Viruses Mutate Far Faster
Viruses sit at the extreme end of the mutation spectrum, with rates orders of magnitude higher than any cellular organism. The key difference is the copying machinery they use. RNA viruses, including influenza, HIV, and poliovirus, rely on an enzyme that lacks the proofreading ability of DNA polymerase. The result is dramatic variation in mutation rates across virus types:
- Poliovirus: 1.5 × 10⁻³ to 3 × 10⁻⁴ mutations per nucleotide per replication cycle
- Influenza A: 7.1 × 10⁻⁶ to 3.9 × 10⁻⁵ per nucleotide per replication cycle
- HIV: 7.3 × 10⁻⁷ to 1.0 × 10⁻⁴ per nucleotide per replication cycle
- Herpes simplex (a DNA virus): 5.9 × 10⁻⁸ per nucleotide per replication cycle
RNA viruses like poliovirus mutate roughly 10,000 to 100,000 times faster per nucleotide than large DNA viruses like herpes simplex. This is why flu strains shift so rapidly from season to season, and why HIV is so difficult to target with a single vaccine. DNA viruses, which do have some proofreading capacity, mutate at rates much closer to those of bacteria and human cells.

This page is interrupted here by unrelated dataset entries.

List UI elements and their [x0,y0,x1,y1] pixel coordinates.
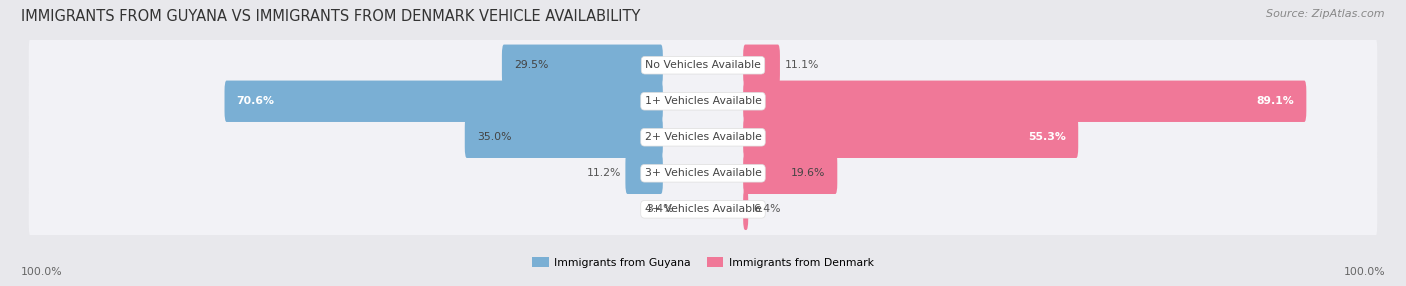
Text: 1+ Vehicles Available: 1+ Vehicles Available [644,96,762,106]
FancyBboxPatch shape [626,153,662,194]
Legend: Immigrants from Guyana, Immigrants from Denmark: Immigrants from Guyana, Immigrants from … [529,253,877,272]
Text: 55.3%: 55.3% [1028,132,1066,142]
FancyBboxPatch shape [28,180,1378,239]
FancyBboxPatch shape [744,45,780,86]
Text: 6.4%: 6.4% [754,204,780,214]
Text: 4+ Vehicles Available: 4+ Vehicles Available [644,204,762,214]
FancyBboxPatch shape [744,117,1078,158]
FancyBboxPatch shape [744,81,1306,122]
Text: 11.2%: 11.2% [586,168,620,178]
Text: 100.0%: 100.0% [1343,267,1385,277]
Text: 35.0%: 35.0% [477,132,512,142]
Text: 89.1%: 89.1% [1257,96,1294,106]
FancyBboxPatch shape [225,81,662,122]
FancyBboxPatch shape [744,188,748,230]
Text: No Vehicles Available: No Vehicles Available [645,60,761,70]
Text: 70.6%: 70.6% [236,96,274,106]
Text: 100.0%: 100.0% [21,267,63,277]
FancyBboxPatch shape [28,144,1378,203]
Text: IMMIGRANTS FROM GUYANA VS IMMIGRANTS FROM DENMARK VEHICLE AVAILABILITY: IMMIGRANTS FROM GUYANA VS IMMIGRANTS FRO… [21,9,641,23]
Text: Source: ZipAtlas.com: Source: ZipAtlas.com [1267,9,1385,19]
Text: 3+ Vehicles Available: 3+ Vehicles Available [644,168,762,178]
FancyBboxPatch shape [502,45,662,86]
Text: 11.1%: 11.1% [785,60,820,70]
FancyBboxPatch shape [28,36,1378,95]
Text: 3.4%: 3.4% [645,204,673,214]
Text: 2+ Vehicles Available: 2+ Vehicles Available [644,132,762,142]
FancyBboxPatch shape [28,108,1378,167]
FancyBboxPatch shape [28,72,1378,131]
FancyBboxPatch shape [744,153,838,194]
Text: 29.5%: 29.5% [515,60,548,70]
FancyBboxPatch shape [465,117,662,158]
Text: 19.6%: 19.6% [790,168,825,178]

Mitochondrial DNA: A Special Case
Inside your cells, mitochondria carry their own small loop of DNA, just 16,500 base pairs long. This mitochondrial DNA mutates 10 to 100 times faster than the DNA in your cell nucleus. Three factors explain the difference: mitochondrial DNA isn’t wrapped in protective protein packaging the way nuclear DNA is, it replicates more frequently, and the repair systems available inside mitochondria are less effective. Over a lifetime, mitochondrial mutations accumulate steadily and are thought to contribute to aging and age-related diseases.
How Environment Raises the Rate
The baseline mutation rate reflects copying errors alone, but external exposures can push the number much higher. Ultraviolet radiation is one of the best-studied examples. UV light causes a characteristic type of DNA damage, and studies of normal human skin show the consequences clearly. In sun-exposed skin, 74% of samples carried UV-signature mutations in the p53 gene, a gene critical for preventing cancer. In skin from non-sun-exposed sites on the same individuals, only 5% carried the same mutation. These mutations accumulate in normal, healthy-looking skin long before any cancer develops.
Other environmental mutagens, including tobacco smoke, certain industrial chemicals, and ionizing radiation, cause their own patterns of DNA damage. The specific mutation signatures left behind are so distinctive that researchers can often look at a tumor’s genome and identify which exposure drove its development.
Mutation Rates in Cancer
Cancer cells are, in a sense, the end result of mutation accumulation gone wrong. Tumors carry far more mutations than normal tissue, and the number varies enormously by cancer type. Researchers measure this as tumor mutational burden, counted in mutations per megabase of DNA. Across a systematic analysis of thousands of tumors, the median ranged from 0.34 mutations per megabase in uveal melanoma (a rare eye cancer) to 13.09 per megabase in skin melanoma.
Cancers driven by strong environmental mutagens tend to sit at the high end. Skin melanoma, fueled by UV exposure, and lung cancers linked to smoking routinely carry some of the heaviest mutation loads. Cancers arising in tissues with less environmental exposure, like the eye or pancreas, tend to have lower counts. Tumor mutational burden has also become clinically relevant: tumors with more mutations sometimes respond better to immunotherapy, because the abundance of altered proteins gives the immune system more targets to recognize.